By now readers know we are critical of everyone. This is because they are all working from ignorance, and we are trying to dispel that. So no one is in the clear, from research scientists to companies and public agencies and private citizens forced to use poorly constructed roads, and making it worse by constantly rearranging drainage on top of watersheds, creating havoc below somewhere between the site and the creek. We also salute some folks environmentalists have trouble with, like grass managers and integrated sustainable farmers. These are the folks inherently protecting glomalin storage by maintaining conditions that generate revenue. We don’t support tree sits because of trespass laws, which we support as land owners. We do believe in civil disobedience to make a point or change law. The problem has been a lack of innovative ideas that would cause the company to rethink its practices, which are a result of regulation and economies of scale. They have done everything asked without benefiting from positive results and are vilified for the results they are getting. Time for something new..
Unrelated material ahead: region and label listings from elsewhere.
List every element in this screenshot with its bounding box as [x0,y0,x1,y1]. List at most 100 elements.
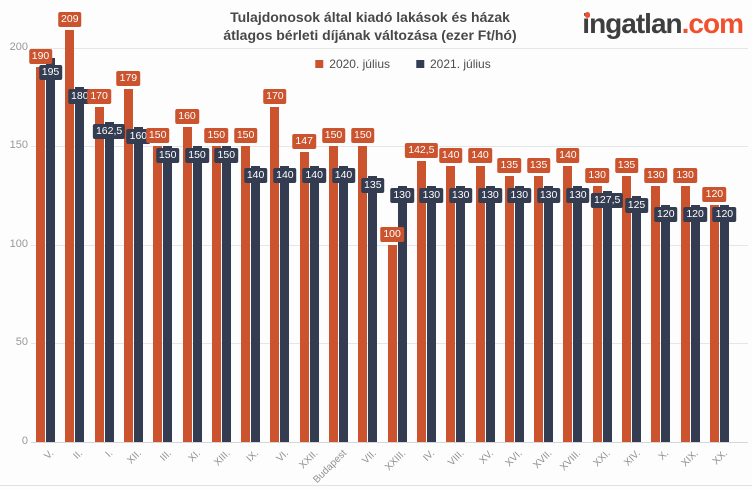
bar-2020-XV. [475,165,485,442]
bar-2021-VIII. [456,185,466,442]
x-axis-label-XVII.: XVII. [531,448,555,472]
chart-title-line2: átlagos bérleti díjának változása (ezer … [223,27,517,43]
bar-2020-XXIII. [387,244,397,442]
data-label-2020-XXII.: 147 [292,134,316,150]
x-axis-label-XXI.: XXI. [591,448,613,470]
bar-2021-IV. [426,185,436,442]
gridline-150 [31,146,748,148]
bar-2020-VII. [358,146,368,442]
data-label-2020-XXI.: 130 [585,167,609,183]
data-label-2021-VI.: 140 [273,167,297,183]
data-label-2020-VIII.: 140 [438,147,463,163]
bar-2021-XIV. [632,195,641,442]
legend-swatch-icon [416,60,424,68]
data-label-2021-I.: 162,5 [92,123,126,139]
legend-swatch-icon [315,60,324,68]
x-axis-label-V.: V. [42,448,57,462]
data-label-2021-XIII.: 150 [214,148,239,164]
x-axis-label-IX.: IX. [244,448,262,465]
data-label-2021-X.: 120 [654,207,678,223]
bar-2020-XVIII. [563,165,573,442]
bar-2021-XXI. [602,190,612,442]
bar-2021-XVI. [514,185,524,442]
data-label-2021-XIX.: 120 [683,207,707,223]
data-label-2020-XI.: 160 [175,108,199,124]
y-axis-label-200: 200 [9,40,28,53]
x-axis-label-I.: I. [103,448,115,460]
data-label-2020-IX.: 150 [233,128,258,144]
data-label-2021-XX.: 120 [712,207,737,223]
x-axis-label-VII.: VII. [360,448,379,467]
data-label-2020-VII.: 150 [351,128,375,144]
data-label-2021-XII.: 160 [126,128,151,144]
data-label-2020-X.: 130 [644,167,668,183]
bar-2020-XXI. [592,185,602,442]
x-axis-label-IV.: IV. [421,448,438,464]
data-label-2021-XIV.: 125 [624,197,649,213]
bar-2021-VII. [368,175,378,442]
bar-2020-VI. [270,106,280,442]
bar-2021-VI. [280,165,290,442]
x-axis-label-XX.: XX. [711,448,731,468]
data-label-2021-XV.: 130 [478,187,502,203]
data-label-2020-Budapest: 150 [321,128,346,144]
x-axis-label-XV.: XV. [477,448,496,467]
logo-i-dot [584,12,591,18]
data-label-2021-Budapest: 140 [331,167,356,183]
x-axis-label-VI.: VI. [274,448,291,465]
x-axis-label-III.: III. [157,448,174,464]
chart-title: Tulajdonosok által kiadó lakások és háza… [0,8,740,44]
data-label-2021-IV.: 130 [419,187,444,203]
data-label-2020-XII.: 179 [116,71,141,86]
bar-2020-IV. [416,161,426,442]
bar-2020-I. [94,106,104,442]
legend-label: 2020. július [329,57,390,71]
bar-2020-XII. [123,89,133,442]
data-label-2020-XIII.: 150 [204,128,229,144]
bar-2021-V. [46,57,55,442]
data-label-2020-XIV.: 135 [614,157,639,173]
data-label-2020-XV.: 140 [468,147,492,163]
data-label-2021-IX.: 140 [243,167,268,183]
bar-2020-XVI. [504,175,514,442]
data-label-2020-XX.: 120 [702,187,727,203]
bar-2020-XX. [709,205,719,442]
x-axis-label-XXIII.: XXIII. [382,448,408,474]
data-label-2020-XIX.: 130 [673,167,697,183]
data-label-2020-VI.: 170 [263,88,287,104]
x-axis-label-X.: X. [657,448,672,463]
data-label-2021-XVIII.: 130 [566,187,590,203]
bottom-divider [0,485,752,486]
data-label-2020-XXIII.: 100 [380,226,404,242]
legend-item-2020[interactable]: 2020. július [315,57,390,71]
bar-2021-XV. [485,185,495,442]
data-label-2020-XVIII.: 140 [556,147,580,163]
bar-2021-I. [104,121,114,442]
bar-2020-XXII. [299,152,309,442]
gridline-200 [31,47,748,49]
data-label-2021-VIII.: 130 [448,187,473,203]
bar-2021-XVIII. [573,185,583,442]
data-label-2021-II.: 180 [68,89,92,104]
bar-2020-XIV. [622,175,631,442]
legend-label: 2021. július [430,57,491,71]
x-axis-label-XII.: XII. [125,448,145,467]
data-label-2021-VII.: 135 [361,177,385,193]
y-axis-label-100: 100 [9,237,28,250]
data-label-2021-XXII.: 140 [302,167,326,183]
bar-2020-II. [65,29,75,442]
data-label-2021-XVII.: 130 [536,187,561,203]
logo-name-text: ingatlan [582,8,682,39]
bar-2021-II. [75,87,85,442]
legend-item-2021[interactable]: 2021. július [416,57,491,71]
x-axis-label-XI.: XI. [186,448,203,465]
data-label-2021-V.: 195 [38,65,63,81]
data-label-2020-XVI.: 135 [497,157,522,173]
x-axis-label-XXII.: XXII. [296,448,320,472]
data-label-2021-XXI.: 127,5 [591,192,624,208]
x-axis-line [31,442,748,443]
data-label-2020-XVII.: 135 [526,157,551,173]
bar-2020-XIX. [680,185,690,442]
We can see it is in everyone’s benefit to come to grips with this new science. We have pointed out Humboldt is an ideal situation for all the studies that would flow form investigating this. The educational and scientific infrastructure exists, and actually needs some new ideas for impetus.
IN the meantime I will continue to comment on local issues, report science I find, watch water issues closely, point out success stories and restoration plans and projects around the county and the country. This week I sent the first batch of articles to a printer to be published as Best of redwood reader. I am also rewriting this information into a glomalin book, as I believe the basic facts are in now and it is a matter of presentation. Blogs are difficult to lug around so I am anxious to get into a format people can take with them.
We thank our readers and hope they will educate their associates as well. The longer it takes to get the word out the more bad ideas we will have to contend with or undo. Large scale restoration and flood control projects desparartely need this knowledge, as well as developers and regulators in smaller settings but accumulating into huge amounts of impacted urbanized lands.
We read with amusement about Wendall Berry ranting about environmentalists having lost every battle they ever fought due to compromise. Then there was the death of environmentalism book and discussion, and criticism of large environmental groups, who have become big money Washington lobbyists without benefit of an idea outside of crying foul or buying land. We can’t save everything and we are limiting our sustainable choices by failing to understand what makes the system a system rather than a collection of individual species without collective infrastructure.